Sompolinsky Receives Swartz Prize for Theoretical and Computational Neuroscience
For immediate release.
SOMPOLINSKY RECEIVES SWARTZ PRIZE FOR THEORETICAL AND COMPUTATIONAL NEUROSCIENCE
Washington — The Society for Neuroscience (SfN) has awarded the Swartz Prize for Theoretical and Computational Neuroscience to Haim Sompolinsky, PhD. Supported by The Swartz Foundation, this prize, which includes $25,000, recognizes an individual who has produced a significant cumulative contribution to theoretical models or computational methods in neuroscience.

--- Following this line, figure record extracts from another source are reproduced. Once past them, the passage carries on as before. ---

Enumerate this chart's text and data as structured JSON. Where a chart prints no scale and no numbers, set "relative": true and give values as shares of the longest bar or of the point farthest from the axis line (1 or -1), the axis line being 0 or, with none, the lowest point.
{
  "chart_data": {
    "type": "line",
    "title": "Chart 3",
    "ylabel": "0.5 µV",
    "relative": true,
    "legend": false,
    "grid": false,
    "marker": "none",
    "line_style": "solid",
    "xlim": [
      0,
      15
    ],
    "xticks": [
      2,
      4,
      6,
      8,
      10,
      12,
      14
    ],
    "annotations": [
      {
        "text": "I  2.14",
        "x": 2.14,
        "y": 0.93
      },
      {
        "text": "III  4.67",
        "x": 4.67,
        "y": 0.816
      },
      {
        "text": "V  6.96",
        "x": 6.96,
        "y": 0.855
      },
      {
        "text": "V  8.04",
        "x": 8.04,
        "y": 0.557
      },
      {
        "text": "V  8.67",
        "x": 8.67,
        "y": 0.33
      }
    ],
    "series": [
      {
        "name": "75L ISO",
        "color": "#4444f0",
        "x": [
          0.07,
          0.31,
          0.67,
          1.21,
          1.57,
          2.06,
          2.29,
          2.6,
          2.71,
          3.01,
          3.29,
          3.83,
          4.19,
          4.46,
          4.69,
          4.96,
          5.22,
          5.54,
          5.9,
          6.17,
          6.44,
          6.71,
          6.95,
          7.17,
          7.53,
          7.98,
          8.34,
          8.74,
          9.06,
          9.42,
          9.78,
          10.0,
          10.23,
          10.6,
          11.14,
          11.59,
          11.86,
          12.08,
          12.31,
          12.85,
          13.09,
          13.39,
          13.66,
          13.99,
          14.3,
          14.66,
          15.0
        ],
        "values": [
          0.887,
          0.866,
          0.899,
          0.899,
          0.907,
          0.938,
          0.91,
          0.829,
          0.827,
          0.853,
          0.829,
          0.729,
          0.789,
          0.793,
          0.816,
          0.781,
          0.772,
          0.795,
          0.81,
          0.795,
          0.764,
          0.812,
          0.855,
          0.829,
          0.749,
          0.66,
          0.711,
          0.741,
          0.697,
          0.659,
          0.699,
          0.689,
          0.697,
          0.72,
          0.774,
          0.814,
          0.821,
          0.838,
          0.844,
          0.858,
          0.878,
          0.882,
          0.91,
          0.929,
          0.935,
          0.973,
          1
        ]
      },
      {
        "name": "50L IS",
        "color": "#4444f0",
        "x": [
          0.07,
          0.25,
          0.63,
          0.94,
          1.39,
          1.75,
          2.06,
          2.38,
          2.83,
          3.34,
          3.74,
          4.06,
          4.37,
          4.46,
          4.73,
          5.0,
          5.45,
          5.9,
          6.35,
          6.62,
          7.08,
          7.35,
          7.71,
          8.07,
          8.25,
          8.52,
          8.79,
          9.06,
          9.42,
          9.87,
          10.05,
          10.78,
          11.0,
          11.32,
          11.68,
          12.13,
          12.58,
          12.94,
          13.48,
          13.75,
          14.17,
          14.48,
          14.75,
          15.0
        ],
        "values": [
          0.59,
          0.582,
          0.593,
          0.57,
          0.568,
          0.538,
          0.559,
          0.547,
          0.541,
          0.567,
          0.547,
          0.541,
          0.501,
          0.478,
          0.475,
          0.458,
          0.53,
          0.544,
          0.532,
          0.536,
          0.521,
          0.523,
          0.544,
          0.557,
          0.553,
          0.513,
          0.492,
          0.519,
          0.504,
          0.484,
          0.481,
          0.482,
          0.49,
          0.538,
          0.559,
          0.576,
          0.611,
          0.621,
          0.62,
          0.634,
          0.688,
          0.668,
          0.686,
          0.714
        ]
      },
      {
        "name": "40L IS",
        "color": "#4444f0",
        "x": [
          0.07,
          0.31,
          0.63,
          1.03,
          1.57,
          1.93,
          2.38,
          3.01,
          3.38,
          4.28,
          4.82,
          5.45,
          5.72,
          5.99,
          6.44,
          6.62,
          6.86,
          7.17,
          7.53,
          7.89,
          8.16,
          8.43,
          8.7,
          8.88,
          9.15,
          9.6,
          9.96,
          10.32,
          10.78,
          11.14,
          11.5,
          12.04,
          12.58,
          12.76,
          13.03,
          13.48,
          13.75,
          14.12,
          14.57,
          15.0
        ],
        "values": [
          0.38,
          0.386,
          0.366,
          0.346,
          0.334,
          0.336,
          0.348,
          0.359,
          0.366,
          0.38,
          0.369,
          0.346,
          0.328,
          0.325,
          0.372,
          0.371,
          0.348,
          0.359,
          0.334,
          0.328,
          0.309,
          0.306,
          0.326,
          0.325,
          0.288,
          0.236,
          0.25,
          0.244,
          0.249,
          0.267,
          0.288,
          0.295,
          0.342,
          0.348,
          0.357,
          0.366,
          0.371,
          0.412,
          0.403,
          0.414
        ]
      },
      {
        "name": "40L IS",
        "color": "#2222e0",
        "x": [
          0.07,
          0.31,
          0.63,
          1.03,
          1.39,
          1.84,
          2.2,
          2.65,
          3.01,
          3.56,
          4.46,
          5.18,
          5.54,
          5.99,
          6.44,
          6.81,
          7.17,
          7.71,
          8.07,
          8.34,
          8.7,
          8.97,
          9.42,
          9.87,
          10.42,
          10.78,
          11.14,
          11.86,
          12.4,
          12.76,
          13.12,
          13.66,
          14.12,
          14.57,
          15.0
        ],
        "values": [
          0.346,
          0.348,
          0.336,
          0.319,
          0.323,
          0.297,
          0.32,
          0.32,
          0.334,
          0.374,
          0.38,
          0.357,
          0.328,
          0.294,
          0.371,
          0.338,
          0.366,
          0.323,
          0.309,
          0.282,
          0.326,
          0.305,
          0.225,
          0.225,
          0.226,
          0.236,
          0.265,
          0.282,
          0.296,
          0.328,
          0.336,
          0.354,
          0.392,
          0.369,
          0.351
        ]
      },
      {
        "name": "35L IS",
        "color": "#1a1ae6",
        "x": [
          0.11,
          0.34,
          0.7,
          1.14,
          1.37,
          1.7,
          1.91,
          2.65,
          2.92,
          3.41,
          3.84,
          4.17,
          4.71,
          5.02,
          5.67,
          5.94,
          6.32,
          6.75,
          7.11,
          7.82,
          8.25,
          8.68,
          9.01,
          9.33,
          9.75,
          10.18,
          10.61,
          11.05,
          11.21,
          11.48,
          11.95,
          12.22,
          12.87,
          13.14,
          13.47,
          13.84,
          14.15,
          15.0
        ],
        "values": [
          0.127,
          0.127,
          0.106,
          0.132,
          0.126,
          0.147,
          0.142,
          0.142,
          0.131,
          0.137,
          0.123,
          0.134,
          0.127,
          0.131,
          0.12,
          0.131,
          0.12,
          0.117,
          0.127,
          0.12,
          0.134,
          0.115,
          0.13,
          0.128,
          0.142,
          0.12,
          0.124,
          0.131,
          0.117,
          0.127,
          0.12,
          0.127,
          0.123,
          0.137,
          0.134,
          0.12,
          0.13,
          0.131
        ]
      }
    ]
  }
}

The award was presented during Neuroscience 2011, SfN’s annual meeting and the world’s largest source of emerging news about brain science and health.
“The Society is pleased to recognize the exceptional contributions of Dr. Sompolinsky to the field of theoretical neuroscience,” said Susan G. Amara, PhD, president of SfN. “His work, blending physics and neuroscience, has established innovative methods and set rigorous standards for advancing the field.”
Sompolinsky has worked to develop the field of theoretical neuroscience throughout his career. His research helped shape system-level brain theory using principles and methods of statistical physics and dynamical systems. Sompolinsky’s “ring” model has served as a key paradigm for modeling neural circuits and has been the basis of countless studies of short-term memory, decision-making, selectivity, and receptive fields.
Sompolinsky earned his PhD at Bar Ilan University and is currently a professor at The Hebrew University.
The Society for Neuroscience is an organization of more than 41,000 researchers and clinicians who study the brain and nervous system.